Jakarta – Kasus dugaan penipuan trading kripto yang menyeret nama influencer Timothy Ronald memasuki babak baru. Salah satu pelapor, Younger, diperiksa di Polda Metro Jaya pada Selasa (13/1/2026) dan mengaku telah mengalami kerugian mencapai Rp 3 miliar.
“Kita baru tahap BAP (Berita Acara Pemeriksaan) sih sama kepolisian. Sesuai di laporan (kerugian) saya itu sekitar 3 Miliar,” ujar Younger di Polda Metro Jaya.
Pengacara Younger, Jajang, membenarkan bahwa terlapor dalam kasus ini adalah Timothy Ronald dan Kalimasada. Ia menambahkan bahwa ada ratusan orang yang diduga menjadi korban.
“Jadi kita mungkin menjelaskan kedatangan hari ini karena ada panggilan untuk diperiksa sebagai pelapor atas kerugian yang cukup masif oleh terduga seorang influencer yang sangat terkenal itu,” jelas Jajang. “Ini baru satu orang, termasuk hari ini ada saksi. Semuanya korban. Nanti akan banyak yang akan menyusul, yang sudah mendaftar kurang lebih hampir 300-an (korban) mendaftar di kita,” imbuhnya.
Adam Deni Juga Melapor
Dalam kesempatan yang sama, Adam Deni turut mendatangi Polda Metro Jaya. Ia mengaku juga menjadi korban trading kripto Timothy Ronald dengan kerugian mencapai ratusan juta rupiah.
“Kalau saya mengalami kerugian Rp 150 juta dari TR (Timothy Ronald),” kata Adam Deni. Ia memastikan akan menempuh jalur hukum untuk melaporkan Timothy Ronald terkait dugaan penipuan tersebut.
“Pasti dong (membuat laporan). Masa iya saya nggak laporin. Cuma memang saya lagi cek ombak dulu siapa aja yang mencoba intervensi korban,” tuturnya.

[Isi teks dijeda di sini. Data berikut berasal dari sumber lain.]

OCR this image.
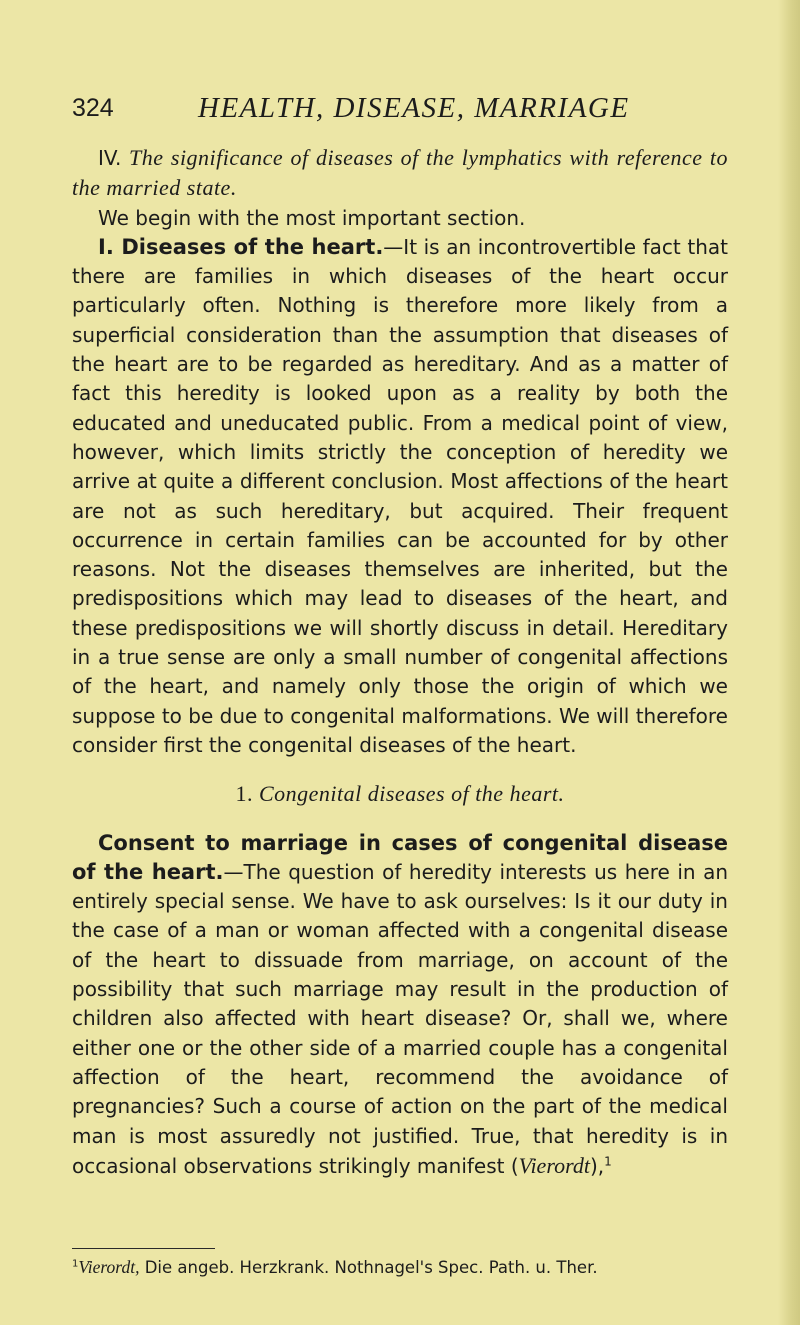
324	HEALTH, DISEASE, MARRIAGE

IV. The significance of diseases of the lymphatics with reference to the married state.

We begin with the most important section.

I. Diseases of the heart.—It is an incontrovertible fact that there are families in which diseases of the heart occur particularly often. Nothing is therefore more likely from a superficial consideration than the assumption that diseases of the heart are to be regarded as hereditary. And as a matter of fact this heredity is looked upon as a reality by both the educated and uneducated public. From a medical point of view, however, which limits strictly the conception of heredity we arrive at quite a different conclusion. Most affections of the heart are not as such hereditary, but acquired. Their frequent occurrence in certain families can be accounted for by other reasons. Not the diseases themselves are inherited, but the predispositions which may lead to diseases of the heart, and these predispositions we will shortly discuss in detail. Hereditary in a true sense are only a small number of congenital affections of the heart, and namely only those the origin of which we suppose to be due to congenital malformations. We will therefore consider first the congenital diseases of the heart.

1. Congenital diseases of the heart.

Consent to marriage in cases of congenital disease of the heart.—The question of heredity interests us here in an entirely special sense. We have to ask ourselves: Is it our duty in the case of a man or woman affected with a congenital disease of the heart to dissuade from marriage, on account of the possibility that such marriage may result in the production of children also affected with heart disease? Or, shall we, where either one or the other side of a married couple has a congenital affection of the heart, recommend the avoidance of pregnancies? Such a course of action on the part of the medical man is most assuredly not justified. True, that heredity is in occasional observations strikingly manifest (Vierordt),$^1$

$^1$Vierordt, Die angeb. Herzkrank. Nothnagel's Spec. Path. u. Ther.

Adam Deni menambahkan, banyak korban Timothy Ronald dan Kalimasada yang menghubunginya. Ia menaksir kerugian total mencapai miliaran rupiah.
“Karena menurut saja kenapa harus takut untuk lapor polisi. Saya selalu menasihati mereka tidak perlu takut atas intervensi atau ancaman dari pihak lawan karena selagi kita bener, punya bukti, selagi kita melakukan dengan sepenuh hati ysudah lakukan saja,” pesannya kepada para korban.
Polda Metro Jaya saat ini tengah mengusut laporan dugaan penipuan trading kripto yang menyeret influencer Timothy Ronald. Laporan tersebut masih dalam tahap penyelidikan.
“Penyelidik akan mendalami laporan tersebut dengan mengundang klarifikasi pelapor dan menganalisa barang buktinya,” kata Kabid Humas Polda Metro Jaya Kombes Budi Hermanto, Senin (12/1).